O álcool poderia representar o trunfo para o Brasil superar a armadilha na qual o país se viu jogado quando o ministério da Economia anunciou que seguirá o preço internacional do petróleo e derivados, garante ele. A conjuntura política internacional levou a humanidade mais uma vez à guerra. Vivemos uma situação na qual a maioria dos países tenta se ver livre do petróleo. O velho “ouro negro” hoje é condenado por todas as nações — inclusive pelo acordo de Paris, por ser ele o principal emissor de CO2. Como prova a ciência, o petróleo é responsável pelas crises climáticas que estamos vivendo. 

“Trata-se de uma ameaça muito forte à vida na terra.
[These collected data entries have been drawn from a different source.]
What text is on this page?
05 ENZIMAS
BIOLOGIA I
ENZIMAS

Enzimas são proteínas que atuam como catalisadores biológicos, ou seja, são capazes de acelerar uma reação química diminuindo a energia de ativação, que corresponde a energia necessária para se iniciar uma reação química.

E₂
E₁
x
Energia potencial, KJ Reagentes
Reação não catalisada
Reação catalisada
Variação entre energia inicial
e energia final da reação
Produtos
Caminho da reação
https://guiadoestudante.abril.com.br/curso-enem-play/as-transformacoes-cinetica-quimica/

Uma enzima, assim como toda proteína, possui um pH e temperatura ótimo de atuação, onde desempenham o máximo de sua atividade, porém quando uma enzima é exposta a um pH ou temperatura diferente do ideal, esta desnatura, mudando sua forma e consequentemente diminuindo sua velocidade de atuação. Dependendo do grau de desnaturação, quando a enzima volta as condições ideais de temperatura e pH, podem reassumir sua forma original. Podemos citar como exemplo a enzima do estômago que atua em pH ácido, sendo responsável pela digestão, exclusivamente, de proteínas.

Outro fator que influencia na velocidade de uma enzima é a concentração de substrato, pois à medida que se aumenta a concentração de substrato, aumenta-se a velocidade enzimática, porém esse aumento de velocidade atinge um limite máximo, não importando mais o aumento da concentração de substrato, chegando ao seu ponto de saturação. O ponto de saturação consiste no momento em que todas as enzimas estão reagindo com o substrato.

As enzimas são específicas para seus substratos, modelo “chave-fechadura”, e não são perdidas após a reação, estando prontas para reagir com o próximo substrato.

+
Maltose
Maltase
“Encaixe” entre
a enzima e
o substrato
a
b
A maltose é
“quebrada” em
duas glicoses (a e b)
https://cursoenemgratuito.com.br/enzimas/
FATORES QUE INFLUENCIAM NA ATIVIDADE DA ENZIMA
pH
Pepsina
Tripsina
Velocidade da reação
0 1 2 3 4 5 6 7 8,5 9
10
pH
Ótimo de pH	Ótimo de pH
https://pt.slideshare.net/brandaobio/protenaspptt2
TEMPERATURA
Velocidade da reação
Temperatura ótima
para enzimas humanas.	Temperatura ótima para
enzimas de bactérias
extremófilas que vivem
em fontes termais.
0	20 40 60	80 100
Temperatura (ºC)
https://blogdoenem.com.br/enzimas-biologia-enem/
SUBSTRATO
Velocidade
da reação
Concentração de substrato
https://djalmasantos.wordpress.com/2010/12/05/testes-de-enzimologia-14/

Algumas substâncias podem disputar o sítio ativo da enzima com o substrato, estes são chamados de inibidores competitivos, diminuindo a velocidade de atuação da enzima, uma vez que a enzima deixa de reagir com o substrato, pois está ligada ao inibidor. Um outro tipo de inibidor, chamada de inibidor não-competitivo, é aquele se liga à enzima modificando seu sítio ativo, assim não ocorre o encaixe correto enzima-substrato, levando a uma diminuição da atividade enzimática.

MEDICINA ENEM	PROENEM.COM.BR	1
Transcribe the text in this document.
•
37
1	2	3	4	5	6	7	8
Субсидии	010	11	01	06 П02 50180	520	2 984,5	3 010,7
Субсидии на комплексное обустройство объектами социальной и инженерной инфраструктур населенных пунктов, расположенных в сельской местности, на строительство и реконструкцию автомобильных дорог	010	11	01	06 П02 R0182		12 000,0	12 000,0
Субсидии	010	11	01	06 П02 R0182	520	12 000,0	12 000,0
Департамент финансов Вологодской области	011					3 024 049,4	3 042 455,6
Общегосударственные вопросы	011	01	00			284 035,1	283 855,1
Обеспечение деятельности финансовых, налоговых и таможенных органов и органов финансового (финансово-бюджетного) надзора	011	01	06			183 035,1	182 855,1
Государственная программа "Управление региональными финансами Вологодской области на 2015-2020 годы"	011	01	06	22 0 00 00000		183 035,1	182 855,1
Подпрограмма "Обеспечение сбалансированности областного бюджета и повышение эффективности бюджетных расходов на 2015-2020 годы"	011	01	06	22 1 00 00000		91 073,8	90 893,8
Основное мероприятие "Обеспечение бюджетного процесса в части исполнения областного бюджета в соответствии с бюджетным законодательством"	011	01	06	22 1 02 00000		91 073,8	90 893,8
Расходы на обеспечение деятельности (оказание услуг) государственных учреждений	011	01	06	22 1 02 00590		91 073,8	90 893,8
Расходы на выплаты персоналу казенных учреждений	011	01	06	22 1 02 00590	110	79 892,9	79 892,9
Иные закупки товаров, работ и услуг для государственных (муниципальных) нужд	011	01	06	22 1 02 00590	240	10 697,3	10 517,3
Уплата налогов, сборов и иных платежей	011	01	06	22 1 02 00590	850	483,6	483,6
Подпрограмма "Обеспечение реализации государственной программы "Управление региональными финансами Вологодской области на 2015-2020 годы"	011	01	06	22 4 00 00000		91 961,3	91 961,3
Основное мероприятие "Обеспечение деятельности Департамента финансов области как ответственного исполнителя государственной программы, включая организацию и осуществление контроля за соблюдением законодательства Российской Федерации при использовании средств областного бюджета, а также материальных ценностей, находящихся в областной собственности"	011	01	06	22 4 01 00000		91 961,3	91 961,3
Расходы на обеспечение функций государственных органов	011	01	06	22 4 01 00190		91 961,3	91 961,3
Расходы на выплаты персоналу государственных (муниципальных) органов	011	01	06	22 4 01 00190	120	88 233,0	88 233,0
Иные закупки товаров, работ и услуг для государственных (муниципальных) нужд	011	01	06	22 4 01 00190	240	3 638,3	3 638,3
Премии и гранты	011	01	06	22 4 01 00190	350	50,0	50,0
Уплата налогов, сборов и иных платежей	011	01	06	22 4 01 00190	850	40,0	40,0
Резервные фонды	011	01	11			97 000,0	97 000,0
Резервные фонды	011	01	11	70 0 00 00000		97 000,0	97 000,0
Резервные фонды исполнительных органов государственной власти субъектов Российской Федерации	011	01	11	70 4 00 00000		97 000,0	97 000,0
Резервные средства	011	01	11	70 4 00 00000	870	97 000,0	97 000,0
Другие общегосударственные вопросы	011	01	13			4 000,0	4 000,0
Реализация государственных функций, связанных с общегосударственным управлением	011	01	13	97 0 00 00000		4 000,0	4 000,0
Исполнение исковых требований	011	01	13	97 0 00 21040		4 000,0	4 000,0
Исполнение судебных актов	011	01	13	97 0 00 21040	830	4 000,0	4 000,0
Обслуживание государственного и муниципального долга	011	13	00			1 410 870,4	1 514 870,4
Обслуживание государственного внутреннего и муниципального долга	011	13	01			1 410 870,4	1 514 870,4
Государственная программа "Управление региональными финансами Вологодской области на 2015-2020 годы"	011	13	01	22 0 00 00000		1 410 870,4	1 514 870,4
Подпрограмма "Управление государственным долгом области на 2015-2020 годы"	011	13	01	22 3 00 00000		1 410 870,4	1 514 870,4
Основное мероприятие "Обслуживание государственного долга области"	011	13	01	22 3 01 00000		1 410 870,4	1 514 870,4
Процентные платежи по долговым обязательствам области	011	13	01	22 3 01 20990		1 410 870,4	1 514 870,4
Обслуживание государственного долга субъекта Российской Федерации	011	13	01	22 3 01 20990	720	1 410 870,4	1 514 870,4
Por isso, todas as nações estão tomando medidas alternativas”, ressalta o professor, que leciona também em duas universidades húngaras, além de ser pesquisador da Universidade Fudan, na China. Em tempos de guerra, o expressivo aumento no preço do petróleo chega a ser “de praxe”. O problema é que a crise dificultaria ainda mais o processo de substituição do combustível fóssil. Paulo sustenta que o Brasil tem tudo para ser independente do petróleo. É só o grupo de “empresários patriotas” deixar. O etanol seria o combustível mais adequado ao momento que o mundo e o Brasil vive. 

A questão é estratégica, sustenta o especialista em energia. Se já não bastasse a livre oferta do etanol em todo o país, trata-se de um combustível difícil de ser produzido por outros países. Mas não para o Brasil: “o etanol é justamente a grande vantagem competitiva que o país tem. Um dos poucos fatores nos quais o Brasil pode se destacar no mundo. Deveríamos aproveitar tais facilidades, abastecendo nossos carros com etanol”, estimula ele, lembrando que os carros que rodam no país já usam o combustível alternativo.           

Há décadas, os postos de abastecimento oferecem álcool combustível. Tão certo quanto amanhã nasce o sol, o economista garante que o país possui todas as condições para não preocupar ninguém com uso de gasolina. Muito menos com o aumento no preço dela — “que vai ser seríssimo esse ano”, adverte o docente, alarmado com a passividade do governo, que se contenta em fazer remendos (eleitoreiros) ao invés de planejar a gestão.

Carro elétrico: faísca atrasada  

O poder sucroalcooleiro é tão forte, a ponto de conseguir evitar, ao longo dos anos, que o Brasil produzisse seu carro elétrico. Mas o “carro zero poluição”, movido a eletricidade, é realidade em diversos países do planeta, há mais de 10 anos. De acordo com o estudioso, já tem país onde nem se usaria mais carro a gasolina. De acordo com dados oficiais, 75% da frota de veículos da Noruega são de carros elétricos. Na Alemanha já são 12%. A frota elétrica aumenta no mundo inteiro — inclusive na América Latina. “Nossos vizinhos têm muito mais carros elétricos do que nós brasileiros”, informa o especialista, ao ressaltar: não dá para ter carro elétrico sem uma ação governamental. Seria crucial a criação de alguns subsídios, já que tudo é mais caro nele, como a bateria, por exemplo. 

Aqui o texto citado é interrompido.